Why it matters: The revelation is leading victims of the Nov. 19 shooting at Club Q to question the actions of law enforcement and prosecutors in Colorado Springs.
- Under Colorado's "red flag" law, Aldrich's family or law enforcement could have asked a judge to seize the weapons with an extreme risk protection order, but no action was initiated. El Paso County Sheriff Bill Elder opposed the red flag law when it passed in 2019.
- Gov. Jared Polis, a Democrat who backed the law, says the oversight needs to be investigated.
- The sheriff's office and the local district attorney have refused to explain why charges were dropped and the case was sealed.
What they're saying: "It makes no sense," said Jerecho Loveall, a former Club Q dancer who was shot. "If they would have taken this more seriously and done their job, the lives we lost, the injuries we sustained and the trauma this community has faced would not have happened."
- "It was absolutely preventable," said Wyatt Kent, who held the hand of a woman as she bled to death on top of him, and who also lost his partner that night.
Of note: Aldrich appeared in court Tuesday, where prosecutors filed 305 counts, including first-degree murder, attempted first-degree murder, assault and hate crimes.
- Aldrich entered the Club Q nightclub just before midnight clad in body armor and carrying an AR-15-style rifle.
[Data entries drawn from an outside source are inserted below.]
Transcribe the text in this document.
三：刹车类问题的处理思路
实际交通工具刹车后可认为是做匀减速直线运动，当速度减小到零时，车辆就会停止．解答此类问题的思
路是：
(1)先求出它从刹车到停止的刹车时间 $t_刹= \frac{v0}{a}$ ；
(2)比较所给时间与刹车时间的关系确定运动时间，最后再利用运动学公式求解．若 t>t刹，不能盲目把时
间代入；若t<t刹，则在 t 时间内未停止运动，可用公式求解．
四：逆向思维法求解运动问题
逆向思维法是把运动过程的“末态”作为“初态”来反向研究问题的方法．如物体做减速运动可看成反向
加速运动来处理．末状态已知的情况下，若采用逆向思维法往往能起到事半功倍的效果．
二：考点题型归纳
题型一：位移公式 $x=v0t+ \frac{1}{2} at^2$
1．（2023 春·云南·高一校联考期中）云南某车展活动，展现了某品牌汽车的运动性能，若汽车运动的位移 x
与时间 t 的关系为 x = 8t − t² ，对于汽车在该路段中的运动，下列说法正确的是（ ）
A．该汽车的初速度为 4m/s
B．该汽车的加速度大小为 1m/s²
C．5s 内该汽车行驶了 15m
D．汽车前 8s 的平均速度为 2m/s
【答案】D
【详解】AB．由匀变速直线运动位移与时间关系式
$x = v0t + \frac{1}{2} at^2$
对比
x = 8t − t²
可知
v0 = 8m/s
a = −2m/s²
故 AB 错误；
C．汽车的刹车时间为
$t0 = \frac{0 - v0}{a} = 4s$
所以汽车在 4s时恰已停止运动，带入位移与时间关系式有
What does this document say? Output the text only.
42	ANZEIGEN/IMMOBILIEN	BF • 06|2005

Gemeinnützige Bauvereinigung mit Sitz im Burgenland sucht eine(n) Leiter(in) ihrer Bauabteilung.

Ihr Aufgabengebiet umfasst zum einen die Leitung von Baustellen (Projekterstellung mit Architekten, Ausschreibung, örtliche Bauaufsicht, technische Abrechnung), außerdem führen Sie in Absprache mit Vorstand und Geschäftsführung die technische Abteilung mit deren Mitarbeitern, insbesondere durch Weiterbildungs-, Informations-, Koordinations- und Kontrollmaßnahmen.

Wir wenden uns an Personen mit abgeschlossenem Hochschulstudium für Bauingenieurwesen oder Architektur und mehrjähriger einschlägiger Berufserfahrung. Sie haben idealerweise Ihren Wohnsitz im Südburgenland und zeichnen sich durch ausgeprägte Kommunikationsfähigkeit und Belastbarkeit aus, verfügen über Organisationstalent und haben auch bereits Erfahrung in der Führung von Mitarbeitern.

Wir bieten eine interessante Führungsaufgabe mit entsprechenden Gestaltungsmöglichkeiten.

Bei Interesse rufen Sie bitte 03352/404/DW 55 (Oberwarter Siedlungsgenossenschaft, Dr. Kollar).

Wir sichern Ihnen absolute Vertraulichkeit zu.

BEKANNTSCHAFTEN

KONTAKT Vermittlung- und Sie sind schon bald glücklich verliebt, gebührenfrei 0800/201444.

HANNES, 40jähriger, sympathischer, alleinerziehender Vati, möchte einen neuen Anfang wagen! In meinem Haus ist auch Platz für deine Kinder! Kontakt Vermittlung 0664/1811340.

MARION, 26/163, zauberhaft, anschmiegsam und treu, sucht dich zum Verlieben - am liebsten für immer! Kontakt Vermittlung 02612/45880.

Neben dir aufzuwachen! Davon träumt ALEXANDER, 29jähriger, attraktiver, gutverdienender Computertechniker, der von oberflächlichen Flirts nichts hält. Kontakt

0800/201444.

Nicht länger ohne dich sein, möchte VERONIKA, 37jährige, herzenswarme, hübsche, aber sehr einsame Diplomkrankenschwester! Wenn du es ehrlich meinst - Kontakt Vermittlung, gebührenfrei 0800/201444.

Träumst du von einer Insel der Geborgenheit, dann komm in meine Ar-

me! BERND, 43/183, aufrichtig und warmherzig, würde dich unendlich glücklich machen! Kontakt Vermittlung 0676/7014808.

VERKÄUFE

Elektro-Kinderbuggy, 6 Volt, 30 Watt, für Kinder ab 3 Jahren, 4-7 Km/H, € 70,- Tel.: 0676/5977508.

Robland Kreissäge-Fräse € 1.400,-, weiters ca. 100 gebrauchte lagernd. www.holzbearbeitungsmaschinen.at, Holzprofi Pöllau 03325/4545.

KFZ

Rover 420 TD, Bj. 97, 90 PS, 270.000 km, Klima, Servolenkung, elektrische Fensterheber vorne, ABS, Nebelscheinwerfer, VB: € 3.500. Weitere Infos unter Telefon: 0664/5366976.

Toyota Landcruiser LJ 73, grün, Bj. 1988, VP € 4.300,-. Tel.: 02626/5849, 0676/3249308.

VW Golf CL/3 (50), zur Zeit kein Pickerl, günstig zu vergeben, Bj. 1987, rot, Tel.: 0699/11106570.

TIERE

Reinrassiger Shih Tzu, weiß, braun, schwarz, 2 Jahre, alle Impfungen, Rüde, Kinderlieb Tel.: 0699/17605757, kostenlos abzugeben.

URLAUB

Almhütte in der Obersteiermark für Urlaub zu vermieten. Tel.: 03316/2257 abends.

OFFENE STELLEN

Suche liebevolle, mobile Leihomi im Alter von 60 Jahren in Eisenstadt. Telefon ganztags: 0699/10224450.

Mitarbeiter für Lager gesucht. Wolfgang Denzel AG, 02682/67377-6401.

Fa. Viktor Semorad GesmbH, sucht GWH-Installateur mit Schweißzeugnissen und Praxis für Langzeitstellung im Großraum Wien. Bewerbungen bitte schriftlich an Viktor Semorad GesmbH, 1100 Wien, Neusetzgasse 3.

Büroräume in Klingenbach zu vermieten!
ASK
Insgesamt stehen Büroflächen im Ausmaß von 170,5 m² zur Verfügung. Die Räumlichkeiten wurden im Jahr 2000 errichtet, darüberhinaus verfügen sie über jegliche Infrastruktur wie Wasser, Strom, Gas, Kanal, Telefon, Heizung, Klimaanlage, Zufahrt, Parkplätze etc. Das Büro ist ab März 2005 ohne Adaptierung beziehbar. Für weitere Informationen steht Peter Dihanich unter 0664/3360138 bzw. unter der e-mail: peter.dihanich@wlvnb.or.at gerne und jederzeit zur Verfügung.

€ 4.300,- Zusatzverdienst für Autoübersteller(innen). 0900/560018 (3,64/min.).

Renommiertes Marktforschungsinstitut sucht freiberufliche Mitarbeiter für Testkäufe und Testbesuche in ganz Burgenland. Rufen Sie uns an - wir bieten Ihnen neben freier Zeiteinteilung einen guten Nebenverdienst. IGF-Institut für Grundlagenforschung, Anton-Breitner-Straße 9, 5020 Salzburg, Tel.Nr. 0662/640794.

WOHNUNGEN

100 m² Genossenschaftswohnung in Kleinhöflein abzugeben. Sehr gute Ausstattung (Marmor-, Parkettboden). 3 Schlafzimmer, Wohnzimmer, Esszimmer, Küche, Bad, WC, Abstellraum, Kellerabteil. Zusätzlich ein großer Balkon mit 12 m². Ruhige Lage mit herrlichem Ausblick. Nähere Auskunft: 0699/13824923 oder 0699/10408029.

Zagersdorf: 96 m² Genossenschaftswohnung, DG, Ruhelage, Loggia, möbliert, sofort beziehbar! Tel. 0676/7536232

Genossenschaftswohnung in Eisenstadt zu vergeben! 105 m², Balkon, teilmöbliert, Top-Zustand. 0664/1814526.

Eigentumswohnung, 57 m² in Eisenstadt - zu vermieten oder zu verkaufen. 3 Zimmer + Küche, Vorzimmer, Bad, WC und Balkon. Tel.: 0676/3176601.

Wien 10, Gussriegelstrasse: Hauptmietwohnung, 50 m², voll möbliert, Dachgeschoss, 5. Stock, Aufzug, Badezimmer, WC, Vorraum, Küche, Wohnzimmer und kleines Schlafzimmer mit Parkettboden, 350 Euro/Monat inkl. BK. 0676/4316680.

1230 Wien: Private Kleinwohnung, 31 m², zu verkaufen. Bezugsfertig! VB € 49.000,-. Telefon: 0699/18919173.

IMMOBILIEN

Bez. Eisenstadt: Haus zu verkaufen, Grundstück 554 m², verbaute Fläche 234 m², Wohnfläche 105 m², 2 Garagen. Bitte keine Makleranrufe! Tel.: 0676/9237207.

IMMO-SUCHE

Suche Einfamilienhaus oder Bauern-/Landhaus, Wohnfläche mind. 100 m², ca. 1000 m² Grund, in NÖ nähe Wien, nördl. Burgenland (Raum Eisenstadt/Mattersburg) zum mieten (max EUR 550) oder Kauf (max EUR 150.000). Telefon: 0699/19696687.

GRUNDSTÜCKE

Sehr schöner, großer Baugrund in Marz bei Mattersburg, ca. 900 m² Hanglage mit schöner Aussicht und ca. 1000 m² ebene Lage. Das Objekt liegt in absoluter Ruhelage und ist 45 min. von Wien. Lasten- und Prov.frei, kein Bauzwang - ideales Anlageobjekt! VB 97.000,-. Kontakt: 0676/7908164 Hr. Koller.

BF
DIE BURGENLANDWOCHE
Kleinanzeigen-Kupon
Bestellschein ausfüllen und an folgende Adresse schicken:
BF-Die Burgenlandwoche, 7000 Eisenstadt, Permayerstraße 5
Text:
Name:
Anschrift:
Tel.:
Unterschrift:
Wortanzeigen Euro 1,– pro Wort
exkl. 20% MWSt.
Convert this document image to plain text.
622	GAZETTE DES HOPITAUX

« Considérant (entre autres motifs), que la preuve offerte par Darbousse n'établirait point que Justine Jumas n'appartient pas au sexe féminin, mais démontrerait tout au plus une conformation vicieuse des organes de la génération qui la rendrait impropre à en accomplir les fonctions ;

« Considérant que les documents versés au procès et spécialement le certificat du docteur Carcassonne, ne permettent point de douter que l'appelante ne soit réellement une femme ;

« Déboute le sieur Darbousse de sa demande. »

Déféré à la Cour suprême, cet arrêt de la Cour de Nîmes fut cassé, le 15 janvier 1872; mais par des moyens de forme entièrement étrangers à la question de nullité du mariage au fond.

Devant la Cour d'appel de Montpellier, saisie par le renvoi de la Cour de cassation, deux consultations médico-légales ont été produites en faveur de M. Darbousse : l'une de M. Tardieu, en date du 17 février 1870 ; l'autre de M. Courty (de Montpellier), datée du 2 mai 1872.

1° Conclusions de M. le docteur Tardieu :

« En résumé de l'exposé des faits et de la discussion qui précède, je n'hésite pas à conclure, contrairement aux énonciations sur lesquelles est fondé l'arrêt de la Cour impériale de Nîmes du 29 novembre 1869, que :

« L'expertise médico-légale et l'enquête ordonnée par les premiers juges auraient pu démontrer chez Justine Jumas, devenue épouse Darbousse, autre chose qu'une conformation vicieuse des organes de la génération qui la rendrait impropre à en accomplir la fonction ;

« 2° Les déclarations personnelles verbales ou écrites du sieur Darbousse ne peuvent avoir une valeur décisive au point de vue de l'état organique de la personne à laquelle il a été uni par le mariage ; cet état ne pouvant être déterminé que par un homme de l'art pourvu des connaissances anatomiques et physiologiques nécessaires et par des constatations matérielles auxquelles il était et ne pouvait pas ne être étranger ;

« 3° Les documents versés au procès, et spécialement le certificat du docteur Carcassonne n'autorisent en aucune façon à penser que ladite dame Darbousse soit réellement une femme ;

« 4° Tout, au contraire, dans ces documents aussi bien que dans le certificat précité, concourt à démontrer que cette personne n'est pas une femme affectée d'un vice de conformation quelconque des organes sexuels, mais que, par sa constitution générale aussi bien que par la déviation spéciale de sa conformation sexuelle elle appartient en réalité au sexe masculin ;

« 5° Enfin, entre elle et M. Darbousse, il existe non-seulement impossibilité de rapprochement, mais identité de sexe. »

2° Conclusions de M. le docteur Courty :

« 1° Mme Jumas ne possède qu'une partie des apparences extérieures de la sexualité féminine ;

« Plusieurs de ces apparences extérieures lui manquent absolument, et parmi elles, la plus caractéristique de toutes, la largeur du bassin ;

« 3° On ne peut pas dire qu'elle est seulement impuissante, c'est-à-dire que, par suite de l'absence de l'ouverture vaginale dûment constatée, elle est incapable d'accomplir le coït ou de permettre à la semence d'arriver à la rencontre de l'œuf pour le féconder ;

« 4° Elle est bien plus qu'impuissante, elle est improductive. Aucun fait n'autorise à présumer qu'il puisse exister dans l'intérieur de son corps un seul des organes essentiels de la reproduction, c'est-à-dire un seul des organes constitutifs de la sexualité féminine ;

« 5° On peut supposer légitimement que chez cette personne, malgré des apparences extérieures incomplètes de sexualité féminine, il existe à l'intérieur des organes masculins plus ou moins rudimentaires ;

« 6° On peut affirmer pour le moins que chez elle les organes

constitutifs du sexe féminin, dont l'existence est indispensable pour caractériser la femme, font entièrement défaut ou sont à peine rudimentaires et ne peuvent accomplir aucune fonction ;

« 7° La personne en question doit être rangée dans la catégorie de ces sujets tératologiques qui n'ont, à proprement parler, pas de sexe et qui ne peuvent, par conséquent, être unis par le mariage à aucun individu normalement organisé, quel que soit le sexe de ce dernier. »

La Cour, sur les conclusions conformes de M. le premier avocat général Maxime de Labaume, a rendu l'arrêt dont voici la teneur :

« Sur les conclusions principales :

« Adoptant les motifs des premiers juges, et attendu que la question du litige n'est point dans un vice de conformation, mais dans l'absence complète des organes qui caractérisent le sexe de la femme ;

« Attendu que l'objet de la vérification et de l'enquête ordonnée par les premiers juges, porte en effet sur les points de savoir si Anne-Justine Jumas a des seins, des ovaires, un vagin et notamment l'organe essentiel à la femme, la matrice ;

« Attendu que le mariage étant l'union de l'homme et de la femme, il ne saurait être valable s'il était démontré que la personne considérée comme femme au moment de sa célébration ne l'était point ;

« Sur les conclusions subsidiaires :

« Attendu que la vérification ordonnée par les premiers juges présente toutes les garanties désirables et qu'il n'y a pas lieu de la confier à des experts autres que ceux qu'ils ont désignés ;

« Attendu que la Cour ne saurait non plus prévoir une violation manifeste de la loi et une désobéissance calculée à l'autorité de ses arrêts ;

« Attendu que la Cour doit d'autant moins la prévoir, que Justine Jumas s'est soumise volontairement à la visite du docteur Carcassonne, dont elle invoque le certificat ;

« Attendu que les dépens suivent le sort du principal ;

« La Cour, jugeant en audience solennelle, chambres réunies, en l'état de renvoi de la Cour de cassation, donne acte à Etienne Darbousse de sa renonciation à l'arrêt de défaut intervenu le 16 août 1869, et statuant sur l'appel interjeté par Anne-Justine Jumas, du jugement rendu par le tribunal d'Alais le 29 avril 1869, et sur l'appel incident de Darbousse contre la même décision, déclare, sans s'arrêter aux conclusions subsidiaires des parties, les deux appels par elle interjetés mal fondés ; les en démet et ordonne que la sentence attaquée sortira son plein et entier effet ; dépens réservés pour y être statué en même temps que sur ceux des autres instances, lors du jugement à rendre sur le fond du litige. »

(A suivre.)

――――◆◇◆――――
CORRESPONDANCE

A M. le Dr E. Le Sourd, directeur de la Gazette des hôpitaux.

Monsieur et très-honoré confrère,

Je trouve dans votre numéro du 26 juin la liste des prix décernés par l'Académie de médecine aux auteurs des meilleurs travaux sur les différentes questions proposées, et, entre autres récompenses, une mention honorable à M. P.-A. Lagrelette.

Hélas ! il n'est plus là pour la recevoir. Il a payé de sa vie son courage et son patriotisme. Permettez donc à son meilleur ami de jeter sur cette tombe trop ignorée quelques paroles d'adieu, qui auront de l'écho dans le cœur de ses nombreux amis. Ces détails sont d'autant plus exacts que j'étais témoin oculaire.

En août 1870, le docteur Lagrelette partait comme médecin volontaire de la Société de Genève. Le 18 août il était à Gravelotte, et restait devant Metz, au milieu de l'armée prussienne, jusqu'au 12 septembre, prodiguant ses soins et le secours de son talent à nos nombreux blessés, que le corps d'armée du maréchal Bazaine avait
The 22-year-old is accused of killing five and injuring about 20 others.
What to watch: The sealed documents were first obtained by Colorado Springs TV station KKTV and AP verified them with a law enforcement official who was not authorized to discuss the sealed case.
- AP and other news organizations are asking a judge to unseal the entire case file. A hearing is scheduled this week.
The other side: Aldrich told the Gazette in Colorado Springs about spending two months in jail after the 2021 incident, but asked the newspaper to remove or update its coverage after charges were dropped.
- "There is absolutely nothing there, the case was dropped," Aldrich said in a 2021 phone message, adding, "It is damaging to my reputation."
- Aldrich, who attorneys say goes by non-binary pronouns, was born Nicholas Franklin Brink. Aldrich filed for a name change in 2016, according to court documents. The filing came after online bullying and embarrassment regarding father, Aaron Brink, who has a criminal record and was a porn actor.